The Social Security Administration (SSA) is responsible for delivering services that impact the lives of nearly every American.  In fiscal year 2012, the SSA paid over 65 million people a total of more than $800 billion in retirement, survivors, disability, and Supplemental Security Income (SSI) benefits.  During the same year, the SSA processed over 5 million retirement and survivor applications and 3.2 million disability applications, posted 245 million earnings items to workers’ records, assisted nearly 45 million visitors at their local offices, and completed more than 56 million transactions on their National 800 number.  In addition to serving the public, the SSA completed 443,000 medical continuing disability reviews and 2.6 million SSI redeterminations as part of its program integrity work.
As the nation ages, the SSA will continue to face unprecedented service delivery demands even as it moves to automate many of its core functions. With Congress and the President agreeing on nearly static annual SSA budgets for the last three years, along with tight budgetary caps for future federal agency spending, the SSA has reached a crossroad in terms of how it will continue to deliver services to the public in a constrained fiscal environment.
In response, the SSA is already operating under a self-imposed hiring freeze for the last 2.5 years and has reduced the hours its offices are open to the public.  At the same time, the agency has significantly increased online services, where today 45 percent of retirement applications and 33 percent of disability applications are being filed on line.

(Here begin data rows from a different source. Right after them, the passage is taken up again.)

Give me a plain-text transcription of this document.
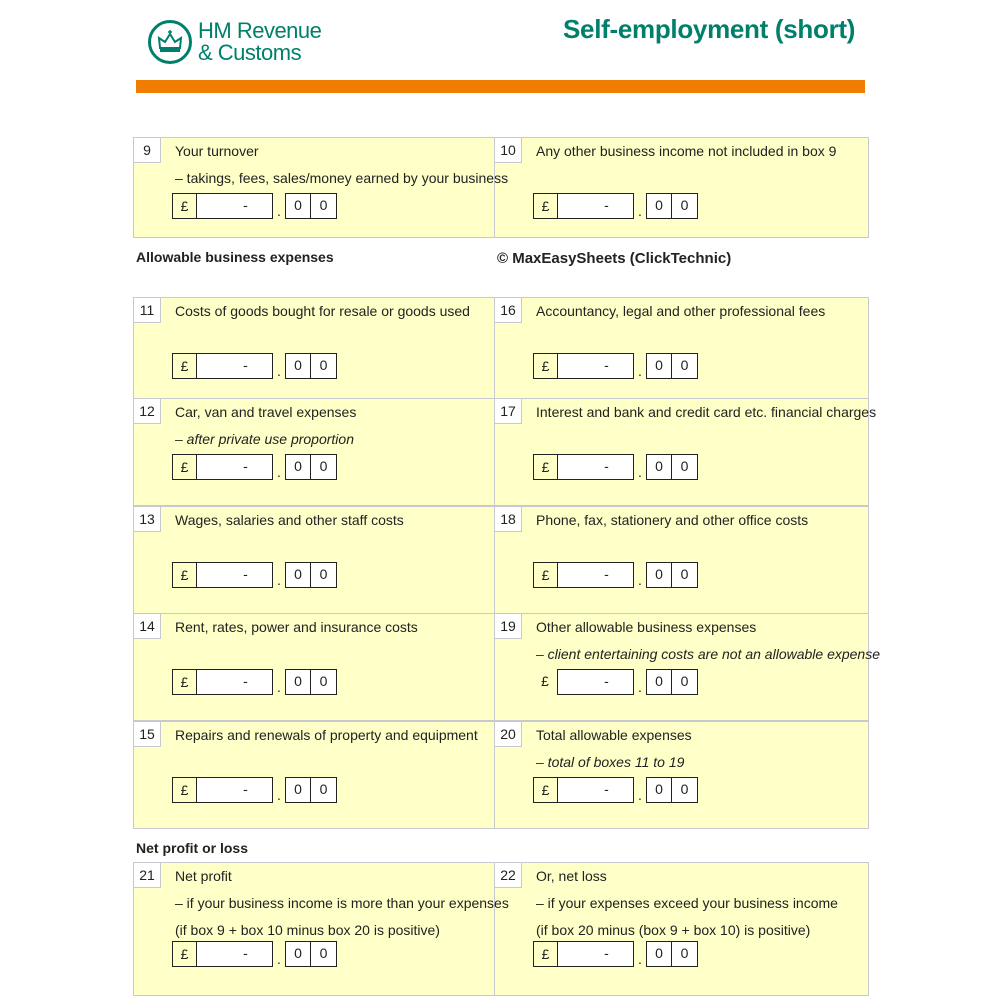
HM Revenue
& Customs
Self-employment (short)
Allowable business expenses	© MaxEasySheets (ClickTechnic)
Net profit or loss
9	Your turnover
– takings, fees, sales/money earned by your business
£	-	. 0	0
10	Any other business income not included in box 9
£	-	. 0	0
11	Costs of goods bought for resale or goods used
£	-	. 0	0
16	Accountancy, legal and other professional fees
£	-	. 0	0
12	Car, van and travel expenses
– after private use proportion
£	-	. 0	0
17	Interest and bank and credit card etc. financial charges
£	-	. 0	0
13	Wages, salaries and other staff costs
£	-	. 0	0
18	Phone, fax, stationery and other office costs
£	-	. 0	0
14	Rent, rates, power and insurance costs
£	-	. 0	0
19	Other allowable business expenses
– client entertaining costs are not an allowable expense
£	-	. 0	0
15	Repairs and renewals of property and equipment
£	-	. 0	0
20	Total allowable expenses
– total of boxes 11 to 19
£	-	. 0	0
21	Net profit
– if your business income is more than your expenses
(if box 9 + box 10 minus box 20 is positive)
£	-	. 0	0
22	Or, net loss
– if your expenses exceed your business income
(if box 20 minus (box 9 + box 10) is positive)
£	-	. 0	0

In March 2011, the Social Security Advisory Board (SSAB) issued a report, “A Vision of the Future for the Social Security Administration” criticizing the lack of strategic planning by SSA. To meet its mission, the SSAB urged the agency to prepare itself to manage its current and future mission-related objectives, including critical post-entitlement and program integrity activities, and efficiently use existing financial and other resources to balance its service delivery policies with its stewardship responsibilities.
The SSA will be led by a new Commissioner once the President chooses his nominee and the Senate completes its confirmation process.  Former Commissioner Michael J. Astrue’s six-year term expired in January 2013.  Carolyn Colvin, who served as the Deputy Commissioner, is currently serving as Acting Commissioner until a new Commissioner is confirmed.